Thanksgiving traditionally begins that time of the year when we celebrate family, joy, peace and traditions as we head down the road to Christmas Day and later to New Year’s Eve/day. During this time I recall those special moments shared as a child; and now, as an adult, I again see that same joy, wonder and amazement through the eyes of the children in the family, and now, in their children’s eyes!
Remembering our past and viewing the present through the eyes of children hopefully returns us to a time when, in our innocence, we had a sense of awe and wonder about life. To once again ignite in us an already existing yearning to believe in things we may no longer believe as adults.
On Thanksgiving Day, many of us will be in a spirit of joy, peace and thankfulness. We recall all that we have, and cherish those with whom we have gathered. All is right in the world, until Friday arrives, the unfortunate other “holiday”, aptly termed “Black Friday”.

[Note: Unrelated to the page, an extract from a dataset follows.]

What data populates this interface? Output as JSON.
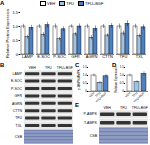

I am well aware of the origin of the term “Black Friday” in that it refers to the bottom-line budgetary profits for businesses selling goods. But, due to the behavior of many shoppers, “Black Friday” is aptly termed. Don’t get me wrong, I am not against consumerism nor capitalism. I too benefit from an economy based on people spending their money. My concern focuses on our perspective and intentions. Do the material goods I want take priority in my life? What are my priorities in life? Does family and faith come first or my desire to acquire material things? In Christian scripture we read about Jesus speaking on the topic of money and material goods, not that Jesus is against money and possessions, rather, Jesus challenges us to keep a proper perspective. In other words, do we put faith in our God or our possessions? What is more important in our life; our money and objects, or family, our God, and sharing with those in need?
This Thanksgiving challenge yourself to have faith in family and your God, foregoing the materialism of the season. Discover how you can spread a sense of wonderment and awe we had as a child. During this holiday season, live in a sense of wonder, joy and peace. In the moment, be “child-like”.